The Vintage Original Trilogy Collection–or as the way we Star Wars geeks refer to it, the VOTC–is Hasbro’s way of getting us to buy more expensive versions of action figures we already own. They figure that if they take familiar characters, give them spiffy new sculpts, cloth accessories and loads of articulation, then stick them on reproductions of original ’70s/’80s Kenner backing cards, that we’ll happily fork over ten bucks a pop. And they’re right!

Greedo is a character that even a lot of non geeks would probably recall, even if they didn’t remember his name. He’s the green, bug-eyed, snout-nosed bounty hunter who tried to collect on Han Solo’s debt to Jabba the Hutt in the original Star Wars film. For his trouble, he got blasted underneath the table by a sneaky Solo.

Although it may not seem so special in the days of summer movies with monstrous budgets and cutting-edge CGI, in 1977, the “Cantina” sequence was a show-stopper. Never before had we seen more than a couple of different alien races in a single room, but here were perhaps 40 of them, slugging down drinks and getting in fights. Who cared that a couple of them were wearing off-the-shelf Halloween masks?

And Greedo was arguably the most memorable of the bunch. It helped that he had the most screen time, but his articulated snout, subtitled Huttese dialogue and sticky end cemented his prominence in Star Wars fandom.

While Greedo wasn’t one of the original 12 action figures from the film, he was featured in the second wave, along with a few more Cantina denizens. Unfortunately, his depiction wasn’t even close to what was seen on screen. He had some funky, all-green jumpsuit and thigh-high boots. Still, it was good enough for the time.

Over the years, there have been several attempts at a Greedo for Generation Y, but none have fully captured Greedo’s suave goodness until now…

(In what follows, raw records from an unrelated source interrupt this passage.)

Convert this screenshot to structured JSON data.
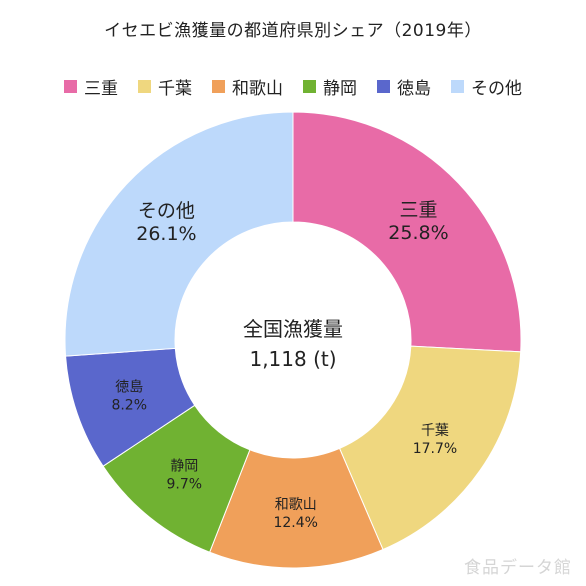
{
  "chart_data": {
    "type": "pie",
    "title": "イセエビ漁獲量の都道府県別シェア（2019年）",
    "center_label": "全国漁獲量",
    "center_value": "1,118 (t)",
    "legend_position": "top",
    "slices": [
      {
        "name": "三重",
        "value": 25.8,
        "label": "25.8%",
        "color": "#e86ba7"
      },
      {
        "name": "千葉",
        "value": 17.7,
        "label": "17.7%",
        "color": "#efd77f"
      },
      {
        "name": "和歌山",
        "value": 12.4,
        "label": "12.4%",
        "color": "#f0a05a"
      },
      {
        "name": "静岡",
        "value": 9.7,
        "label": "9.7%",
        "color": "#70b232"
      },
      {
        "name": "徳島",
        "value": 8.2,
        "label": "8.2%",
        "color": "#5a67cc"
      },
      {
        "name": "その他",
        "value": 26.1,
        "label": "26.1%",
        "color": "#bdd9fb"
      }
    ]
  },
  "watermark": "食品データ館"
}
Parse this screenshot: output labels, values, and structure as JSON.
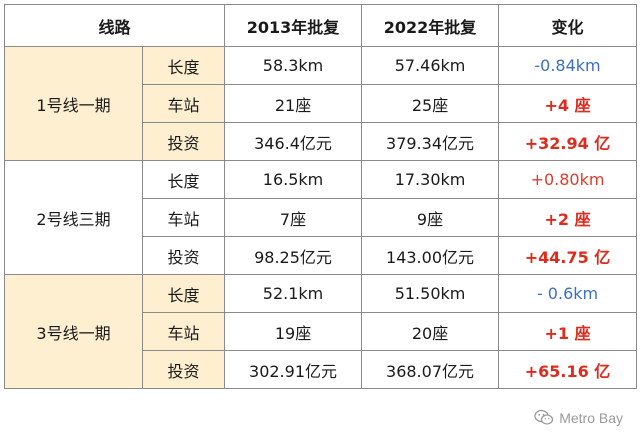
{
  "headers": {
    "line": "线路",
    "year2013": "2013年批复",
    "year2022": "2022年批复",
    "change": "变化"
  },
  "groups": [
    {
      "name": "1号线一期",
      "rows": [
        {
          "metric": "长度",
          "v2013": "58.3km",
          "v2022": "57.46km",
          "change": "-0.84km",
          "change_style": "neg"
        },
        {
          "metric": "车站",
          "v2013": "21座",
          "v2022": "25座",
          "change": "+4 座",
          "change_style": "pos-bold"
        },
        {
          "metric": "投资",
          "v2013": "346.4亿元",
          "v2022": "379.34亿元",
          "change": "+32.94 亿",
          "change_style": "pos-bold"
        }
      ]
    },
    {
      "name": "2号线三期",
      "rows": [
        {
          "metric": "长度",
          "v2013": "16.5km",
          "v2022": "17.30km",
          "change": "+0.80km",
          "change_style": "pos"
        },
        {
          "metric": "车站",
          "v2013": "7座",
          "v2022": "9座",
          "change": "+2 座",
          "change_style": "pos-bold"
        },
        {
          "metric": "投资",
          "v2013": "98.25亿元",
          "v2022": "143.00亿元",
          "change": "+44.75 亿",
          "change_style": "pos-bold"
        }
      ]
    },
    {
      "name": "3号线一期",
      "rows": [
        {
          "metric": "长度",
          "v2013": "52.1km",
          "v2022": "51.50km",
          "change": "- 0.6km",
          "change_style": "neg"
        },
        {
          "metric": "车站",
          "v2013": "19座",
          "v2022": "20座",
          "change": "+1 座",
          "change_style": "pos-bold"
        },
        {
          "metric": "投资",
          "v2013": "302.91亿元",
          "v2022": "368.07亿元",
          "change": "+65.16 亿",
          "change_style": "pos-bold"
        }
      ]
    }
  ],
  "colors": {
    "group_shade": "#fdefd0",
    "negative": "#3a6fc4",
    "positive": "#e02a1c"
  },
  "watermark": {
    "text": "Metro Bay",
    "icon": "wechat-icon"
  }
}
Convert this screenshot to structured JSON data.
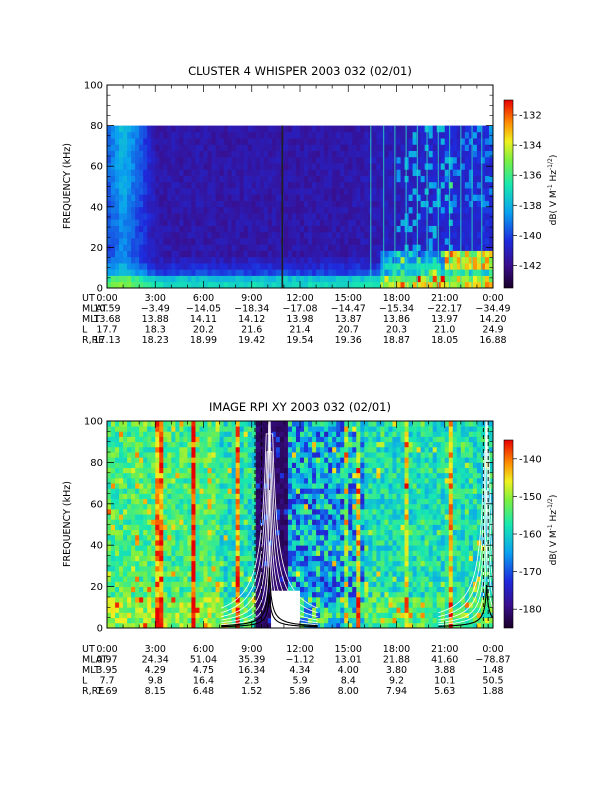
{
  "chart_data": [
    {
      "type": "heatmap",
      "title": "CLUSTER 4 WHISPER 2003 032 (02/01)",
      "ylabel": "FREQUENCY (kHz)",
      "ylim": [
        0,
        100
      ],
      "y_ticks": [
        "0",
        "20",
        "40",
        "60",
        "80",
        "100"
      ],
      "data_ylim": [
        0,
        80
      ],
      "colorbar": {
        "label": "dB( V M⁻¹ Hz⁻¹ᐟ²)",
        "label_main": "dB( V M",
        "label_sup1": "-1",
        "label_mid": " Hz",
        "label_sup2": "-1/2",
        "label_end": ")",
        "range": [
          -143.5,
          -131
        ],
        "ticks": [
          "-132",
          "-134",
          "-136",
          "-138",
          "-140",
          "-142"
        ],
        "tick_values": [
          -132,
          -134,
          -136,
          -138,
          -140,
          -142
        ]
      },
      "ephemeris": {
        "row_labels": [
          "UT",
          "MLAT",
          "MLT",
          "L",
          "R,RE"
        ],
        "ut": [
          "0:00",
          "3:00",
          "6:00",
          "9:00",
          "12:00",
          "15:00",
          "18:00",
          "21:00",
          "0:00"
        ],
        "mlat": [
          "10.59",
          "−3.49",
          "−14.05",
          "−18.34",
          "−17.08",
          "−14.47",
          "−15.34",
          "−22.17",
          "−34.49"
        ],
        "mlt": [
          "13.68",
          "13.88",
          "14.11",
          "14.12",
          "13.98",
          "13.87",
          "13.86",
          "13.97",
          "14.20"
        ],
        "l": [
          "17.7",
          "18.3",
          "20.2",
          "21.6",
          "21.4",
          "20.7",
          "20.3",
          "21.0",
          "24.9"
        ],
        "rre": [
          "17.13",
          "18.23",
          "18.99",
          "19.42",
          "19.54",
          "19.36",
          "18.87",
          "18.05",
          "16.88"
        ]
      }
    },
    {
      "type": "heatmap",
      "title": "IMAGE RPI XY 2003 032 (02/01)",
      "ylabel": "FREQUENCY (kHz)",
      "ylim": [
        0,
        100
      ],
      "y_ticks": [
        "0",
        "20",
        "40",
        "60",
        "80",
        "100"
      ],
      "colorbar": {
        "label": "dB( V M⁻¹ Hz⁻¹ᐟ²)",
        "label_main": "dB( V M",
        "label_sup1": "-1",
        "label_mid": " Hz",
        "label_sup2": "-1/2",
        "label_end": ")",
        "range": [
          -185,
          -135
        ],
        "ticks": [
          "-140",
          "-150",
          "-160",
          "-170",
          "-180"
        ],
        "tick_values": [
          -140,
          -150,
          -160,
          -170,
          -180
        ]
      },
      "ephemeris": {
        "row_labels": [
          "UT",
          "MLAT",
          "MLT",
          "L",
          "R,RE"
        ],
        "ut": [
          "0:00",
          "3:00",
          "6:00",
          "9:00",
          "12:00",
          "15:00",
          "18:00",
          "21:00",
          "0:00"
        ],
        "mlat": [
          "0.97",
          "24.34",
          "51.04",
          "35.39",
          "−1.12",
          "13.01",
          "21.88",
          "41.60",
          "−78.87"
        ],
        "mlt": [
          "3.95",
          "4.29",
          "4.75",
          "16.34",
          "4.34",
          "4.00",
          "3.80",
          "3.88",
          "1.48"
        ],
        "l": [
          "7.7",
          "9.8",
          "16.4",
          "2.3",
          "5.9",
          "8.4",
          "9.2",
          "10.1",
          "50.5"
        ],
        "rre": [
          "7.69",
          "8.15",
          "6.48",
          "1.52",
          "5.86",
          "8.00",
          "7.94",
          "5.63",
          "1.88"
        ]
      }
    }
  ]
}
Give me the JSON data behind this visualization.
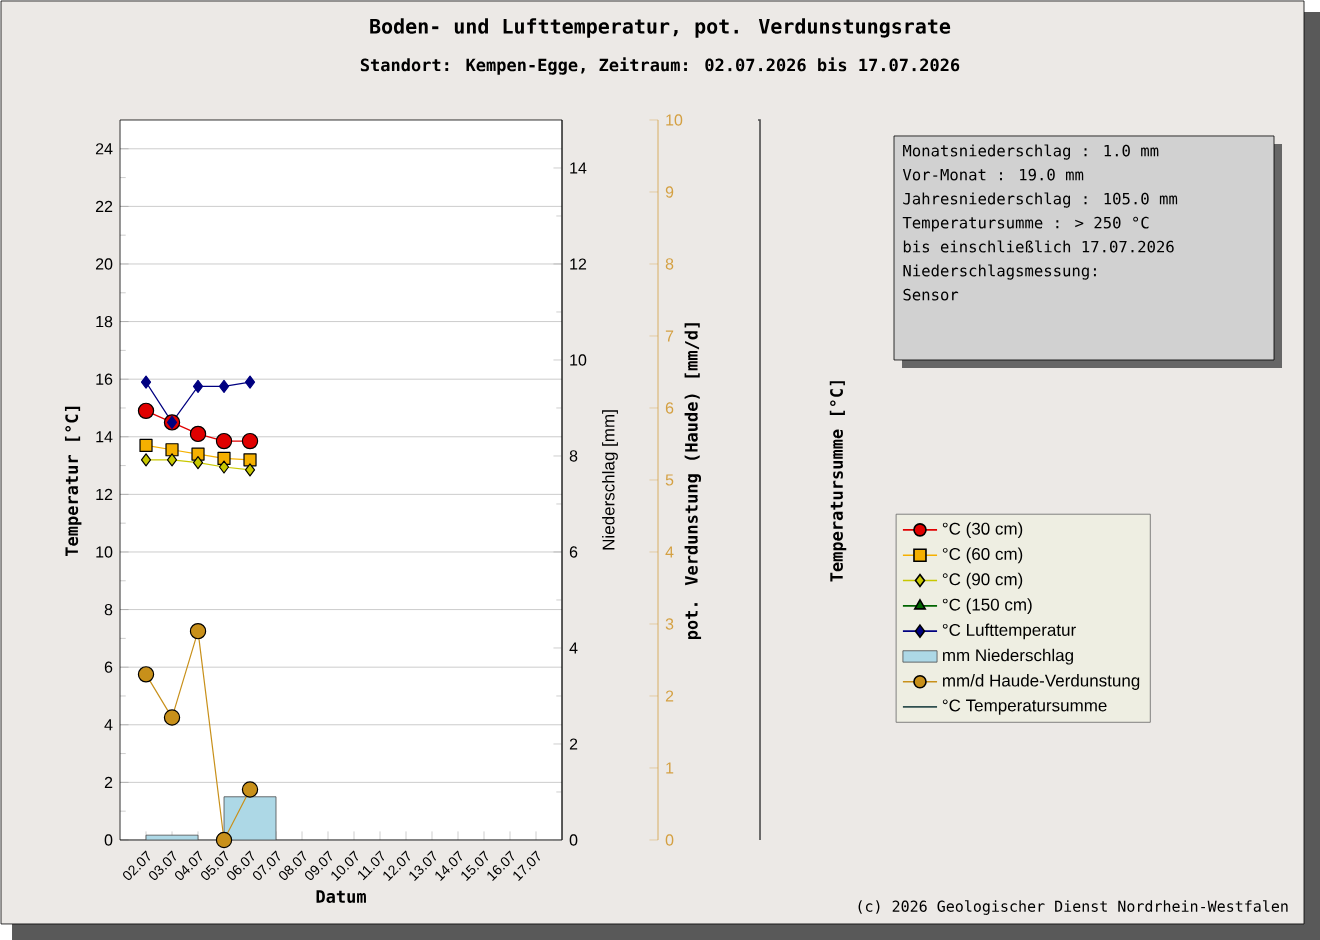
{
  "chart_data": {
    "type": "line",
    "title": "Boden- und Lufttemperatur, pot. Verdunstungsrate",
    "subtitle": "Standort: Kempen-Egge, Zeitraum: 02.07.2026 bis 17.07.2026",
    "xlabel": "Datum",
    "ylabel": "Temperatur [°C]",
    "y2label": "Niederschlag [mm]",
    "y3label": "pot. Verdunstung (Haude) [mm/d]",
    "categories": [
      "02.07",
      "03.07",
      "04.07",
      "05.07",
      "06.07",
      "07.07",
      "08.07",
      "09.07",
      "10.07",
      "11.07",
      "12.07",
      "13.07",
      "14.07",
      "15.07",
      "16.07",
      "17.07"
    ],
    "series": [
      {
        "name": "°C (30 cm)",
        "color": "#e00000",
        "marker": "circle",
        "values": [
          14.9,
          14.5,
          14.1,
          13.85,
          13.85,
          null,
          null,
          null,
          null,
          null,
          null,
          null,
          null,
          null,
          null,
          null
        ]
      },
      {
        "name": "°C (60 cm)",
        "color": "#f5b000",
        "marker": "square",
        "values": [
          13.7,
          13.55,
          13.4,
          13.25,
          13.2,
          null,
          null,
          null,
          null,
          null,
          null,
          null,
          null,
          null,
          null,
          null
        ]
      },
      {
        "name": "°C (90 cm)",
        "color": "#c8c800",
        "marker": "diamond",
        "values": [
          13.2,
          13.2,
          13.1,
          12.95,
          12.85,
          null,
          null,
          null,
          null,
          null,
          null,
          null,
          null,
          null,
          null,
          null
        ]
      },
      {
        "name": "°C (150 cm)",
        "color": "#006400",
        "marker": "triangle",
        "values": [
          null,
          null,
          null,
          null,
          null,
          null,
          null,
          null,
          null,
          null,
          null,
          null,
          null,
          null,
          null,
          null
        ]
      },
      {
        "name": "°C Lufttemperatur",
        "color": "#000080",
        "marker": "diamond",
        "values": [
          15.9,
          14.5,
          15.75,
          15.75,
          15.9,
          null,
          null,
          null,
          null,
          null,
          null,
          null,
          null,
          null,
          null,
          null
        ]
      },
      {
        "name": "mm Niederschlag",
        "color": "#add8e6",
        "type": "bar",
        "axis": "y2",
        "values": [
          null,
          0.1,
          null,
          null,
          0.9,
          null,
          null,
          null,
          null,
          null,
          null,
          null,
          null,
          null,
          null,
          null
        ]
      },
      {
        "name": "mm/d Haude-Verdunstung",
        "color": "#c8901a",
        "marker": "circle",
        "axis": "y3",
        "values": [
          2.3,
          1.7,
          2.9,
          0.0,
          0.7,
          null,
          null,
          null,
          null,
          null,
          null,
          null,
          null,
          null,
          null,
          null
        ]
      },
      {
        "name": "°C Temperatursumme",
        "color": "#2f4f4f",
        "marker": "none",
        "values": [
          null,
          null,
          null,
          null,
          null,
          null,
          null,
          null,
          null,
          null,
          null,
          null,
          null,
          null,
          null,
          null
        ]
      }
    ],
    "ylim": [
      0,
      25
    ],
    "yticks": [
      0,
      2,
      4,
      6,
      8,
      10,
      12,
      14,
      16,
      18,
      20,
      22,
      24
    ],
    "y2lim": [
      0,
      15
    ],
    "y2ticks": [
      0,
      2,
      4,
      6,
      8,
      10,
      12,
      14
    ],
    "y3lim": [
      0,
      10
    ],
    "y3ticks": [
      0,
      1,
      2,
      3,
      4,
      5,
      6,
      7,
      8,
      9,
      10
    ],
    "grid": "y",
    "legend": "right",
    "annotations": [
      "Temperatursumme [°C]",
      "Monatsniederschlag : 1.0 mm",
      "Vor-Monat : 19.0 mm",
      "Jahresniederschlag : 105.0 mm",
      "Temperatursumme : > 250 °C",
      "bis einschließlich 17.07.2026",
      "Niederschlagsmessung:",
      "Sensor",
      "(c) 2026 Geologischer Dienst Nordrhein-Westfalen"
    ]
  }
}
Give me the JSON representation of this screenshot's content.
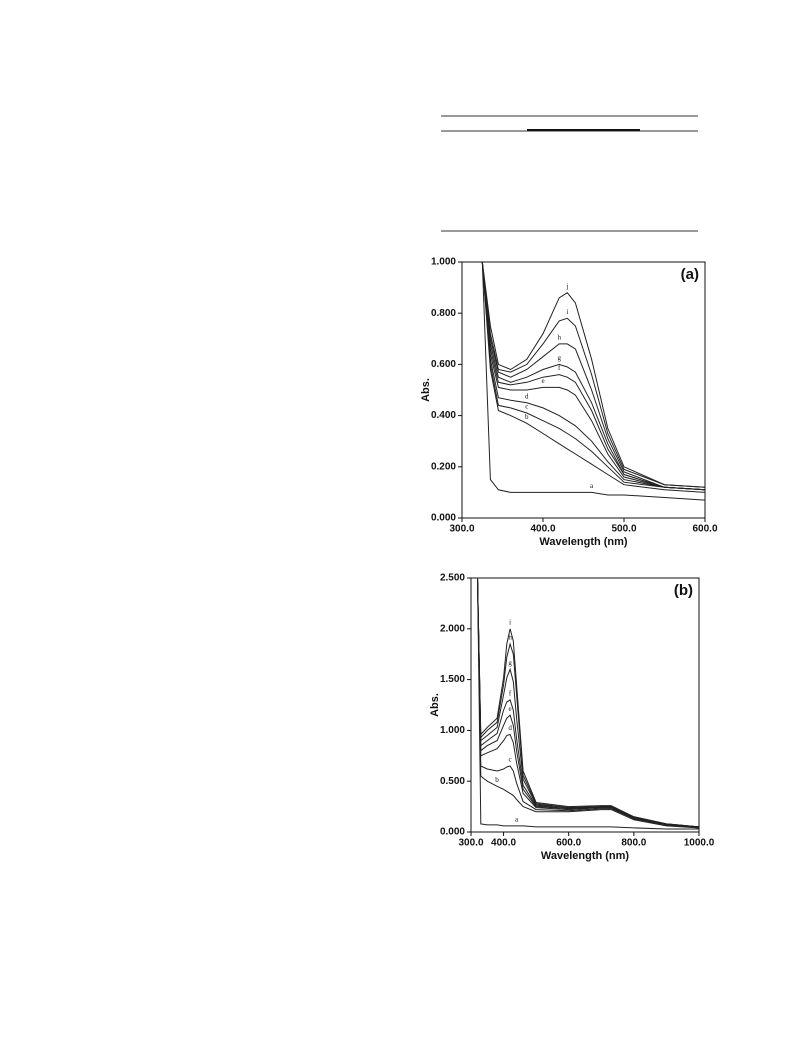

On the left, Greedo circa 1979. On the right–and pointing a gun at not-quite-Greedo’s head–is the bad mofo Greedo 2006! Check out his stylin’ duds, including a cloth vest!

Finally, after 29 years, I have a Greedo worthy of the name. A Greedo built for action! A Greedo who will most definitely not shoot at Han Solo first and miss from a distance of two feet!

Granted, he’s probably still the same Greedo who got plugged under the table. But in my world, Greedo lives, and he will KICK. YOUR. ASS.